Sie hat mich allein gelassen. Allein mit diesem hässlichen Loch voller Dreck und Würmer und Käfer.
Wütend grabe ich meine Finger in die kalte Erde.
Demetia würde es bestimmt verbieten, wenn sie wach wäre. Sie würde sagen, dass ich mich nur dreckig machen würde. Aber meine Finger sind sowieso schmutzig. Und sie ist ja nicht wach.
Ich benehme mich wie ein Kleinkind und das macht mich nur noch wütender. Ich glaube, ich bin in erster Linie wütend auf mich selbst.
Während ich die kalte Erde durchwühle, spüre ich den Hass wie eine sich langsam auftürmende Gewitterwolke.
Am liebsten würde ich mich noch tiefer eingraben und nie, nie, nie wieder ans Tageslicht kommen! Es sucht doch eh niemand nach uns!
Im nächsten Moment rutsche ich mit einem Schreckenslaut ein ganzes Stück nach unten und hocke plötzlich in einer neuen Erdkuhle. Diese geht mir zum Glück nur bis zum Knie, als ich aufstehe und daraus springe.
Was ist gerade passiert?
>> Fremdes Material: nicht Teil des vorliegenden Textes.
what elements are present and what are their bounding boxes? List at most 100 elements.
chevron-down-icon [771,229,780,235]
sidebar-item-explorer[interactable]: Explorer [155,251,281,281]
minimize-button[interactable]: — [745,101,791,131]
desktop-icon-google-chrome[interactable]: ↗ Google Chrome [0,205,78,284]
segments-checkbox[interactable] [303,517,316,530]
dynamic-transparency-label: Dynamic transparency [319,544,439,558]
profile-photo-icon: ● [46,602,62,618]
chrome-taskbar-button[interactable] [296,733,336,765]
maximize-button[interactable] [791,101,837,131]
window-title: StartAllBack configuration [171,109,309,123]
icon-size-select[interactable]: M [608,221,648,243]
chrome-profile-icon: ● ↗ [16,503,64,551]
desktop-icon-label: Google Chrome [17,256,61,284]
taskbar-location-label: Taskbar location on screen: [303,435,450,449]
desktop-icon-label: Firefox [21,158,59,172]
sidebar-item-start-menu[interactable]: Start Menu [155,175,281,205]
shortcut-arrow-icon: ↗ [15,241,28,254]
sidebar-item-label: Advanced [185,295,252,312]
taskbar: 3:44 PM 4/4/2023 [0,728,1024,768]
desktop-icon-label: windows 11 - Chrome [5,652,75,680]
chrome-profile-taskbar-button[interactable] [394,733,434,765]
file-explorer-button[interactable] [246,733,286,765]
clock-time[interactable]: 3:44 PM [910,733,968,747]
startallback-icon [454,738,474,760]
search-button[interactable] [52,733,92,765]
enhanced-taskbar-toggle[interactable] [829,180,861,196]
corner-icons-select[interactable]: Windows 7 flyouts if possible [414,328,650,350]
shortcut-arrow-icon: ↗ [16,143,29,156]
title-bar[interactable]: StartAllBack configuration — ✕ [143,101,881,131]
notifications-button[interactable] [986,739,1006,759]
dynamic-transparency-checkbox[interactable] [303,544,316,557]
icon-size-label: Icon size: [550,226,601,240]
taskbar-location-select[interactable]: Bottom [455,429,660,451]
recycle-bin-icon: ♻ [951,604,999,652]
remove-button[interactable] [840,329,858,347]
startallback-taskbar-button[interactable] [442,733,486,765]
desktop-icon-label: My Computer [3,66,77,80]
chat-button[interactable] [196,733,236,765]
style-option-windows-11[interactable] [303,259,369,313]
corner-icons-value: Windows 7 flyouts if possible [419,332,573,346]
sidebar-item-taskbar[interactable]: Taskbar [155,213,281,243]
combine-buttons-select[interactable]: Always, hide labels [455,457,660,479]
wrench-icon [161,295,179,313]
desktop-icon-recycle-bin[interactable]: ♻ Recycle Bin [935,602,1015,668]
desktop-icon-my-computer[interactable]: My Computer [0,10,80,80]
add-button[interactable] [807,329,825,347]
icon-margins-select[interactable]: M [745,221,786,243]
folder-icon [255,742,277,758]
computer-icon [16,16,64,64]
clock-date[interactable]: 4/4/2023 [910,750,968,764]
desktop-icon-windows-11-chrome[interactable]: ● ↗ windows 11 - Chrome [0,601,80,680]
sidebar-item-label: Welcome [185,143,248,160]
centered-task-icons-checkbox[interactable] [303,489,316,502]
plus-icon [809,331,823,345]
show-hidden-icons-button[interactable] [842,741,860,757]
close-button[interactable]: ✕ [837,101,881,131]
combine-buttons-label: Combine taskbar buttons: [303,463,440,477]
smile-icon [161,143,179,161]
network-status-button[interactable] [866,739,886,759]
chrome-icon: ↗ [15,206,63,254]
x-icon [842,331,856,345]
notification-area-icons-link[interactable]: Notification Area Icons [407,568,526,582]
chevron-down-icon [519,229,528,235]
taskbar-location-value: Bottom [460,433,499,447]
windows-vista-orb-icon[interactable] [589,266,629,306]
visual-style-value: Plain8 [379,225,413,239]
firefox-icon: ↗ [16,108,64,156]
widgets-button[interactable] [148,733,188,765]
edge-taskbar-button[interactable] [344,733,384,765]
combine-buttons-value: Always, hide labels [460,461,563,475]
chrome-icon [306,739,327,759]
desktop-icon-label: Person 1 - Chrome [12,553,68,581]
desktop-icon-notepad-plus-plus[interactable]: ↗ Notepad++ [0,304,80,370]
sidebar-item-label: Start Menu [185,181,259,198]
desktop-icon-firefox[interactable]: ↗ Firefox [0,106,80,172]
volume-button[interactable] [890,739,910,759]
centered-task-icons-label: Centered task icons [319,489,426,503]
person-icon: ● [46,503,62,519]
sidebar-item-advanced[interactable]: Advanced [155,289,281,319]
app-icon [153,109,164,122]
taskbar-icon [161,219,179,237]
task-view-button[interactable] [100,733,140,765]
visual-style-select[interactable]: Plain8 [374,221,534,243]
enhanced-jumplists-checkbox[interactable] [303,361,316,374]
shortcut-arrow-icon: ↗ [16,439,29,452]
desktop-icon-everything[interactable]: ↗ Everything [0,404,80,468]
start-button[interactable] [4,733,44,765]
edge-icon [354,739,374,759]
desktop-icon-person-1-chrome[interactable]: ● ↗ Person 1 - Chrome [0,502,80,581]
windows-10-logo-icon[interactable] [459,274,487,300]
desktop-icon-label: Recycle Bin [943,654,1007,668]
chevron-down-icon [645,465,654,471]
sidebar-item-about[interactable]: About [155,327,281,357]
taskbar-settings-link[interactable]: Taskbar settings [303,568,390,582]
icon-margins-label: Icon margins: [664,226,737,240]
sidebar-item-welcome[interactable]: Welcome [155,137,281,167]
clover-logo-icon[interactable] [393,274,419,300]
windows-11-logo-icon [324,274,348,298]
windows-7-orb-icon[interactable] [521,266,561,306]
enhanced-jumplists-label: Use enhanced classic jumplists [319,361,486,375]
Stürzt hier gleich noch mehr ein? Ich suche nach festem Boden, wo ich vor jedem Abrutsch sicher bin.
Im nächsten Moment bewegt sich die Erde unter mir. Starr vor Schreck kann ich mich nicht bewegen. Erde rutscht zur Seite, etwas Weißes gräbt sich nach oben, bis es unter den Sohlen meiner Turnschuhe zum Stehen kommt.
Ich starre darauf. Es ist ein Stein. Ein weißer Stein, vielleicht Kreide oder so.
Fester Boden, fährt es mir durch den Kopf. Ich habe mir doch festen Boden gewünscht, oder nicht?
Meine Beine zittern, als wäre ich gerade gerannt. Aber viel mehr noch schwirrt mir der Kopf. War ich das? Habe ich den Stein … gerufen?
Die Theorie muss ich sofort austesten – und ich weiß auch, wie. Ich wünsche mir eine Treppe aus der Grube heraus, stelle sie mir vor, spüre förmlich, wie sich die Erde vor mir bewegt und Stufen bildet.
Ich höre das Rascheln von fallender Erde. Als ich die Augen öffne, gräbt sich vor mir, ganz langsam, eine Treppe in die Erde am Rand der Grube.
Ich halte den Atem an. Auch die Erde stoppt in ihrer Bewegung.
Ich muss mich also darauf konzentrieren, was ich tue? Ich lege die Stirn in tiefe Falten und fixiere die werdende Treppe. Tatsächlich bewegt sich die Erde weiter.
Als ich fertig bin und überlege, wie ich Demetia die schmale und steile Treppe hinauf kriegen soll, schlägt sie die Augen auf.
„Dimitri?“, sagt sie müde. „Ich glaube, mein Bein ist gesund.“
Ich sehe auf das besagte Bein. Es liegt gerade da, aber es ist immer noch Blut an der Hose. Langsam steht Demetia auf und stützt sich dabei mit einer Hand an der Wand des Erdloches ab.
Dann belastet sie ihr Bein vorsichtig. Ich bin so müde und verwirrt von den Dingen, die gerade passieren, dass ich mich nicht rühren kann und nicht zu ihr laufe, um ihr zu helfen. Demetia macht ein paar vorsichtige Schritte.
„Mein Bein ist heil.“
„Wie ist das möglich?“, hauche ich leise.
Demetia zuckt mit den Schultern: „Vielleicht war es von vorneherein nur verstaucht. Ich bin ja keine Ärztin.“
Ich deute mit einem zitternden Finger auf die Treppe in der Erde: „Gehen wir?“
Demetia sieht auf die Treppe und nickt müde. Sie stellt keine Fragen. Gut, ich könnte sie nämlich nicht beantworten. Ich stütze sie leicht, aber eigentlich stützen wir uns gegenseitig. Es ist Mittag. Wir sind beide hungrig und müde und erschöpft.
Aber vor allem haben wir so viele Fragen im Kopf, dass wir uns kaum auf den Weg zurück konzentrieren können.